Data Binning
Data Binning is a technique which can preserve the granularity of data — keeping individual-level records — whilst reducing the ability to readily identify individuals. This recognises that certain information like ages and town of birth can be used as quasi-identifiers. Implementing data-binning replaces a specific field such as age with a reference to a 'bucket' or 'bin', such as age range. This can reduce the risk of using this information for identifying individuals.
Typically, the technique is focussed on reducing the probability of a risk occurring - assuming the risk is associated with reidentification. The impact of the risk if it occurs is unaffected.
When might Data Binning be valuable?
This is a useful technique if the value of the dataset resides in the ablility to analyse the features of individual entries, rather than descriptive statitics that might be released in a [summarised or aggregated]({{ "/technique/aggregation" | relative_url }}) data set. If the individual fields are otherwise too risky to release, comprising personal or other sensitive data, a binned version can provide a means of reducing the risk of identifying an individual.

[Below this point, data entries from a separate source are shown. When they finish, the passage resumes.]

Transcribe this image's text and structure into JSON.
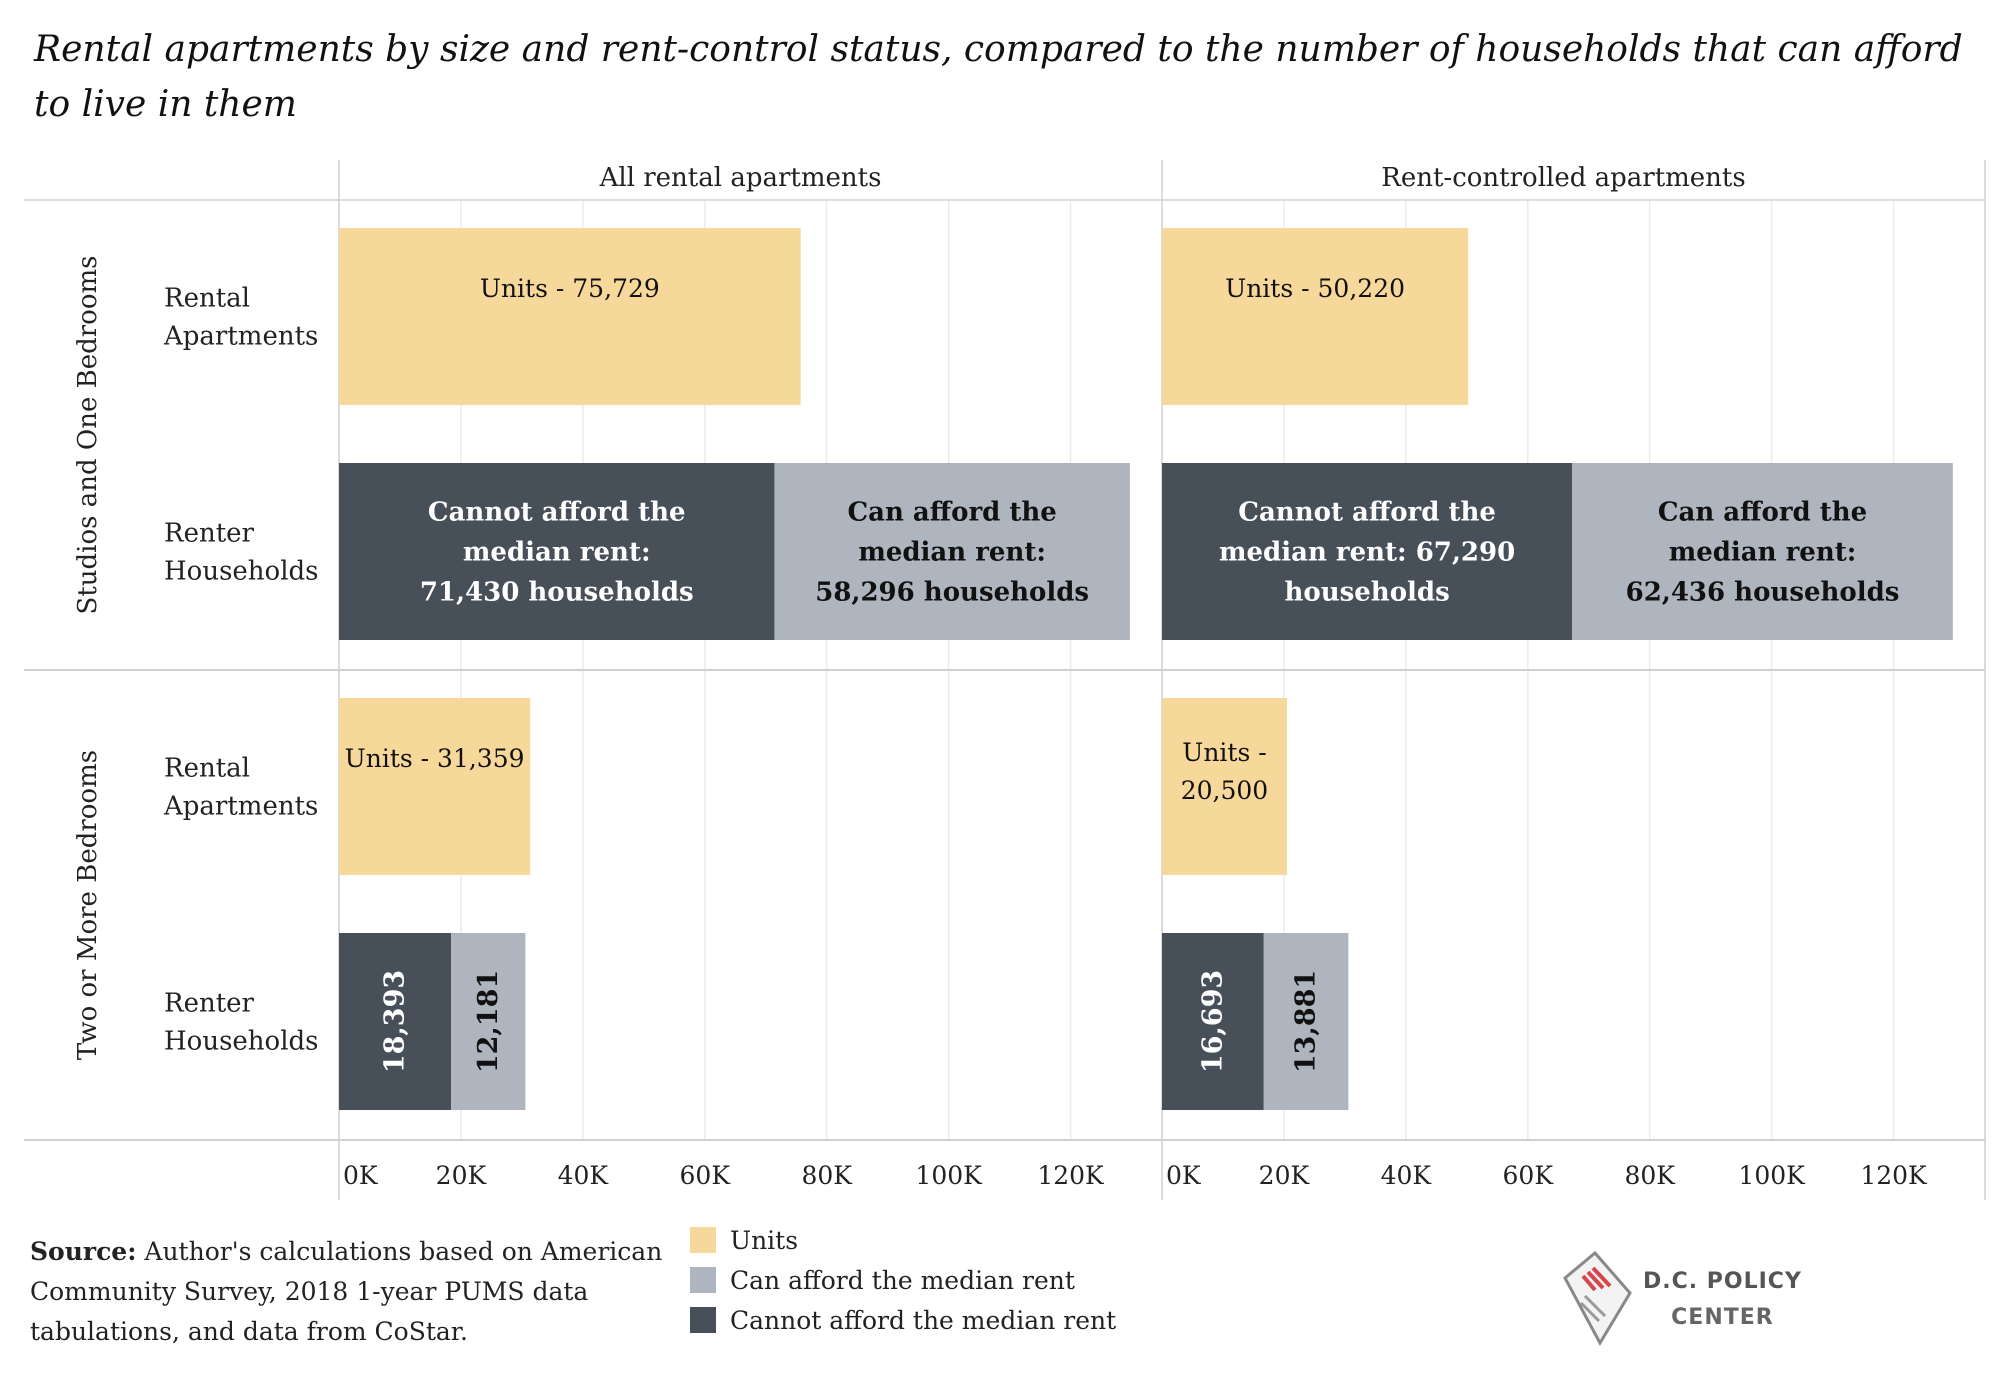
{
  "title": "Rental apartments by size and rent-control status, compared to the number of households that can afford to live in them",
  "chart_data": {
    "type": "bar",
    "orientation": "horizontal",
    "stacked": true,
    "panels": [
      "All rental apartments",
      "Rent-controlled apartments"
    ],
    "row_groups": [
      "Studios and One Bedrooms",
      "Two or More Bedrooms"
    ],
    "row_labels": [
      "Rental\nApartments",
      "Renter\nHouseholds"
    ],
    "xlim": [
      0,
      135000
    ],
    "ticks": [
      0,
      20000,
      40000,
      60000,
      80000,
      100000,
      120000
    ],
    "tick_labels": [
      "0K",
      "20K",
      "40K",
      "60K",
      "80K",
      "100K",
      "120K"
    ],
    "grid": true,
    "bars": [
      {
        "group": 0,
        "row": 0,
        "panel": 0,
        "segments": [
          {
            "type": "units",
            "value": 75729,
            "label": "Units - 75,729"
          }
        ]
      },
      {
        "group": 0,
        "row": 0,
        "panel": 1,
        "segments": [
          {
            "type": "units",
            "value": 50220,
            "label": "Units - 50,220"
          }
        ]
      },
      {
        "group": 0,
        "row": 1,
        "panel": 0,
        "segments": [
          {
            "type": "cannot",
            "value": 71430,
            "label": "Cannot afford the\nmedian rent:\n71,430 households"
          },
          {
            "type": "can",
            "value": 58296,
            "label": "Can afford the\nmedian rent:\n58,296 households"
          }
        ]
      },
      {
        "group": 0,
        "row": 1,
        "panel": 1,
        "segments": [
          {
            "type": "cannot",
            "value": 67290,
            "label": "Cannot afford the\nmedian rent: 67,290\nhouseholds"
          },
          {
            "type": "can",
            "value": 62436,
            "label": "Can afford the\nmedian rent:\n62,436 households"
          }
        ]
      },
      {
        "group": 1,
        "row": 0,
        "panel": 0,
        "segments": [
          {
            "type": "units",
            "value": 31359,
            "label": "Units - 31,359"
          }
        ]
      },
      {
        "group": 1,
        "row": 0,
        "panel": 1,
        "segments": [
          {
            "type": "units",
            "value": 20500,
            "label": "Units -\n20,500"
          }
        ]
      },
      {
        "group": 1,
        "row": 1,
        "panel": 0,
        "segments": [
          {
            "type": "cannot",
            "value": 18393,
            "label": "18,393"
          },
          {
            "type": "can",
            "value": 12181,
            "label": "12,181"
          }
        ]
      },
      {
        "group": 1,
        "row": 1,
        "panel": 1,
        "segments": [
          {
            "type": "cannot",
            "value": 16693,
            "label": "16,693"
          },
          {
            "type": "can",
            "value": 13881,
            "label": "13,881"
          }
        ]
      }
    ],
    "legend": {
      "placement": "bottom",
      "items": [
        {
          "type": "units",
          "label": "Units",
          "color": "#F6D89A"
        },
        {
          "type": "can",
          "label": "Can afford the median rent",
          "color": "#AEB5BE"
        },
        {
          "type": "cannot",
          "label": "Cannot afford the median rent",
          "color": "#474F59"
        }
      ]
    }
  },
  "source": {
    "label": "Source:",
    "text": "Author's calculations based on American Community Survey, 2018 1-year PUMS data tabulations, and data from CoStar."
  },
  "logo": {
    "line1": "D.C. POLICY",
    "line2": "CENTER"
  }
}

Key considerations and risks
Data binning is a relatively simple and understandable technique that retains much of the value in the raw data. The following considerations will allow a safe release.
Select an appropriate data bin
Examples of data binning methods might include:
Specific data | Data Bin | Example |
---|---|---|
Age | Age Range | 15-19, 20-24 |
Date of birth | Year or decade of birth | 1950s, 1960s |
Full postcode | Postcode outward code | HX7 |
Full postcode | Administrative region | Calderdale |
Full postcode | Census geography | MSOA |
Be careful when selecting data bins that related datasets might have different bins, rendering it tricky to compare between datasets. ONS data, for example, uses 5-year age bands (0-4, 5-9, etc). Selecting incompatible age binning (16-21, 22-26, etc) will make the datasets less valuable.
Residual reidentification risk
The threat of reidentification is significant where there are small populations that fit a given categorisation. As an example people living in a sparsely populated rural geographic area (e.g. postcode) might still be be identifiable if there are a small number of people in a given age band. If there are other identifying characteristics, it can be possible to identify individuals in the dataset. Under these circumstances, redaction or aggregation might also be required.